After running through some background on the move to multiple cores in a chip and some of the main architectural features of Magny Cours, the paper presents some performance results. Here are the machines SI used
Magny-Cours and Istanbul are installed in units supplied by AMD. Nehalem is installed in a Scalable Informatics JackRabbit high performance, tightly coupled processing and storage unit built for this specific test. CX1-* are Scalable Informatics Pegasus high performance deskside computing units that are used for testing and benchmarking purposes. Units ran 64-bit Linux , with kernels 2.6.27 for Istanbul and Nehalem, 2.6.32.7 for Magny-Cours, and 2.6.32.8 for CX1-1 and CX1-2. Istanbul and Nehalem used the SuSE Linux Enterprise 11 distribution, while the remaining machines used Centos v5.4. SMT was enabled on Nehalem, CX1-1, and CX1-2
Unlike many marketing-produced “studies” I read, this one has full details on what versions of the code were run and how they were run — good for them. You’ll want to understand those details to put the results in context, but here is a taste
At 8 processor cores, the Nehalem architecture leads in performance, though the clock speed- comparable systems, Nehalem and Istanbul, have a very similar performance. Again, if we had all the systems operating at a similar clock speed, these performance differences would appear to be significantly less. The Intel chips generally clocked faster than the AMD chips, and thus hold an instruction graduation rate advantage.
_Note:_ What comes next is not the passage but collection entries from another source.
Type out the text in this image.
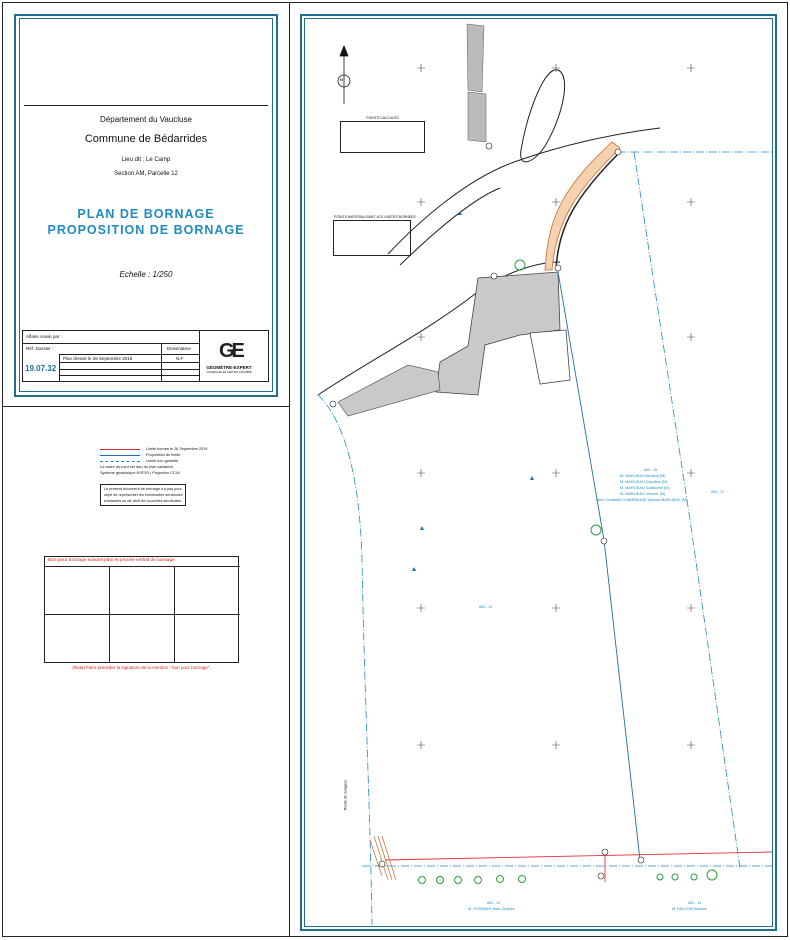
Département du Vaucluse
Commune de Bédarrides
Lieu dit : Le Camp
Section AM, Parcelle 12
PLAN DE BORNAGE
PROPOSITION DE BORNAGE
Echelle : 1/250
Affaire suivie par :
Réf. Dossier :	Dessinateur
Plan dressé le 26 Septembre 2019	N.F
19.07.32
GE
GÉOMÈTRE-EXPERT
CONSEILLER EN GESTION FONCIÈRE
Limite bornée le 26 Septembre 2019
Proposition de limite
Limite non garantie
Le cadre du nord est issu du plan cadastral,
Système géodésique RGF93 • Projection CC44
Le présent document de bornage n'a pas pour
objet de représenter les éventuelles servitudes
existantes ou de droit de nouvelles servitudes.
Bon pour bornage suivant plan et procès-verbal de bornage
(Nota) Faire précéder la signature de la mention " bon pour bornage".
POINTS CALCULÉS
POINTS MATERIALISANT LES LIMITES BORNÉES
N
AM - 12
AM - 17
AM - 15
M. MARLIEAU Armand (M)
M. MARLIEAU Claudine (M)
M. MARLIEAU Guillaume (M)
M. MARLIEAU Jérome (M)
Mme Christelle CHAMPAGNE épouse MARLIEAU (M)
AM - 13
M. GERMAIN Jean-Charles
AM - 14
M. FALCON Maurice
Route de Sorgues
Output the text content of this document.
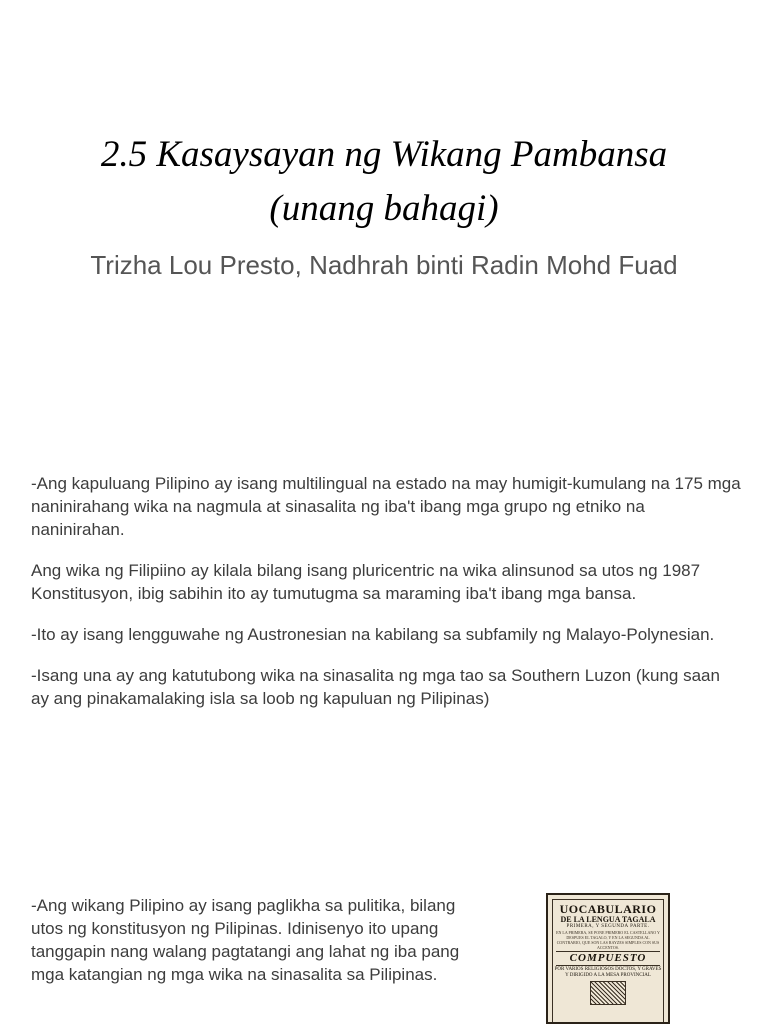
2.5 Kasaysayan ng Wikang Pambansa
(unang bahagi)
Trizha Lou Presto, Nadhrah binti Radin Mohd Fuad

-Ang kapuluang Pilipino ay isang multilingual na estado na may humigit-kumulang na 175 mga naninirahang wika na nagmula at sinasalita ng iba't ibang mga grupo ng etniko na naninirahan.

Ang wika ng Filipiino ay kilala bilang isang pluricentric na wika alinsunod sa utos ng 1987 Konstitusyon, ibig sabihin ito ay tumutugma sa maraming iba't ibang mga bansa.

-Ito ay isang lengguwahe ng Austronesian na kabilang sa subfamily ng Malayo-Polynesian.

-Isang una ay ang katutubong wika na sinasalita ng mga tao sa Southern Luzon (kung saan ay ang pinakamalaking isla sa loob ng kapuluan ng Pilipinas)

-Ang wikang Pilipino ay isang paglikha sa pulitika, bilang utos ng konstitusyon ng Pilipinas. Idinisenyo ito upang tanggapin nang walang pagtatangi ang lahat ng iba pang mga katangian ng mga wika na sinasalita sa Pilipinas.

UOCABULARIO
DE LA LENGUA TAGALA
PRIMERA, Y SEGUNDA PARTE.
EN LA PRIMERA, SE PONE PRIMERO EL CASTELLANO Y DESPUES EL TAGALO, Y EN LA SEGUNDA AL CONTRARIO, QUE SON LAS RAYZES SIMPLES CON SUS ACCENTOS.
COMPUESTO
POR VARIOS RELIGIOSOS DOCTOS, Y GRAVES
Y DIRIGIDO A LA MESA PROVINCIAL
…Magny-Cours at 8 processor cores are not as fast as Istanbul at 8 processor cores. As we saw previously, this is apparently due entirely to the clock speed ratio. When renormalized to a similar clock speed, the performance difference is within estimated error bars.
Joe’s team also looked at the usefulness of Intel’s SMT versus actual physical cores, and found that while running 16 SMT cores on 8 physical cores in the Nehalem does improve performance, the improvement per core is not as great as that experienced when physical cores are used. They also observed that Magny Cours performance comes at roughly 1/3 the power usage per core when compared to the Nehalem.
I recommend you work your way through the paper; it’s relative short, but a good read.